Another effort she is making is to give a “Second Chance” to girls who could not complete their 10th grade for whatever reasons. “It’s in the initial phases. We began with 300 of them, and hopefully, we should have 10,000 girls this year who would be enrolled in schools because that’s the minimum qualification required for skilling, and getting jobs, including becoming an aganwadi worker,” she explained.

The NGO works in partnership with the government and utilises government schools for girls’ education.

Hussain said “Beti Padhao, Beti Bachao” campaign of the government has had an impact, as it’s on everybody’s mind to educate girls. According to her, the problem, however, exists that is mainly in secondary education. “Five per cent of villages have 40 per cent of out-of-school girls. And we have seven lakh villages,” he narrated to give a sense of the ground reality.

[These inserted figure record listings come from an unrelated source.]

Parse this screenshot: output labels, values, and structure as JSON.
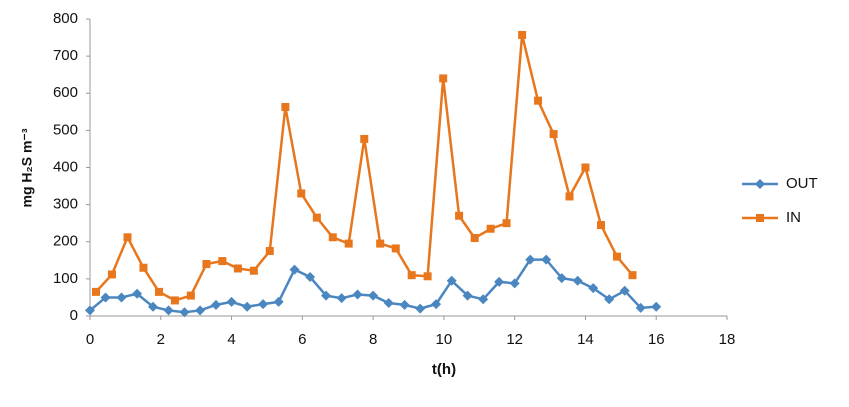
{
  "chart_data": {
    "type": "line",
    "x_label": "t(h)",
    "y_label": "mg H₂S m⁻³",
    "xlim": [
      0,
      18
    ],
    "xticks": [
      0,
      2,
      4,
      6,
      8,
      10,
      12,
      14,
      16,
      18
    ],
    "ylim": [
      0,
      800
    ],
    "yticks": [
      0,
      100,
      200,
      300,
      400,
      500,
      600,
      700,
      800
    ],
    "grid": false,
    "legend": "right",
    "series": [
      {
        "name": "OUT",
        "color": "#4a86c0",
        "marker": "diamond",
        "x": [
          0,
          0.44,
          0.89,
          1.33,
          1.78,
          2.22,
          2.67,
          3.11,
          3.56,
          4,
          4.44,
          4.89,
          5.33,
          5.78,
          6.22,
          6.67,
          7.11,
          7.56,
          8,
          8.44,
          8.89,
          9.33,
          9.78,
          10.22,
          10.67,
          11.11,
          11.56,
          12,
          12.44,
          12.89,
          13.33,
          13.78,
          14.22,
          14.67,
          15.11,
          15.56,
          16
        ],
        "values": [
          15,
          50,
          50,
          60,
          25,
          15,
          10,
          15,
          30,
          38,
          25,
          32,
          38,
          125,
          105,
          55,
          48,
          58,
          55,
          35,
          30,
          20,
          32,
          95,
          55,
          45,
          92,
          88,
          152,
          152,
          102,
          95,
          75,
          45,
          68,
          22,
          25
        ]
      },
      {
        "name": "IN",
        "color": "#e8761c",
        "marker": "square",
        "x": [
          0.17,
          0.62,
          1.06,
          1.51,
          1.95,
          2.4,
          2.85,
          3.29,
          3.74,
          4.18,
          4.63,
          5.08,
          5.52,
          5.97,
          6.41,
          6.86,
          7.31,
          7.75,
          8.2,
          8.64,
          9.09,
          9.54,
          9.98,
          10.43,
          10.87,
          11.32,
          11.77,
          12.21,
          12.66,
          13.1,
          13.55,
          14,
          14.44,
          14.89,
          15.33
        ],
        "values": [
          65,
          112,
          212,
          130,
          65,
          42,
          55,
          140,
          148,
          128,
          122,
          175,
          563,
          330,
          265,
          212,
          195,
          477,
          195,
          182,
          110,
          107,
          640,
          270,
          210,
          235,
          250,
          757,
          580,
          490,
          322,
          400,
          245,
          160,
          110
        ]
      }
    ]
  }
}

She also had success stories to recount. The changemaker said that many girls graduating from her NGO have gone on to do very well in their lives.

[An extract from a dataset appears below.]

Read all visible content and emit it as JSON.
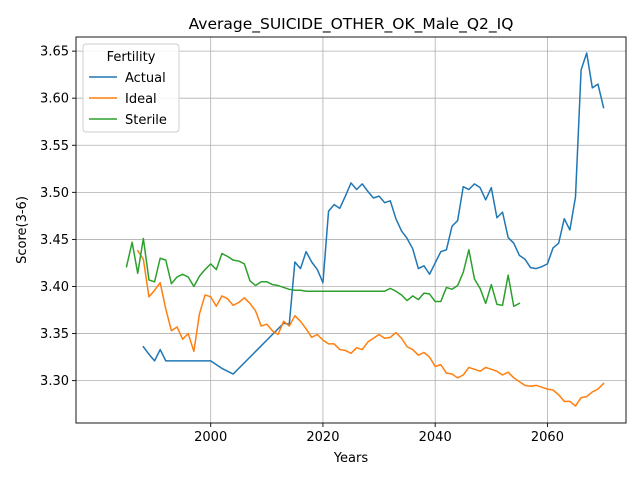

Hussain’s own life resonates with the second chance she is offering to girls whose lives she wants to change through education. She said she used to live in a ‘janta flat’ in Delhi and her initial education was cut short. With help she finally managed to go to the London School of Economics, worked at Silicon Valley, and undertook challenging assignments in countries like Ecuador. However, she eventually heeded an inner calling to come back and work to transform lives of poor girls.

Sharing moving tales that she encounters of the lives of girls living in the less-travelled areas of the country, Hussain said during the Covid-19 pandemic, many of the girls from underprivileged backgrounds were married off because it was cost-effective for their families, as they had to invite very few people.

Along the way, Educate Girls has also done a couple of tech and finance innovations like the world’s first development impact bond which is a pay-for-performance contract. In a way, it’s a financing tool and it has taken off well, she stated.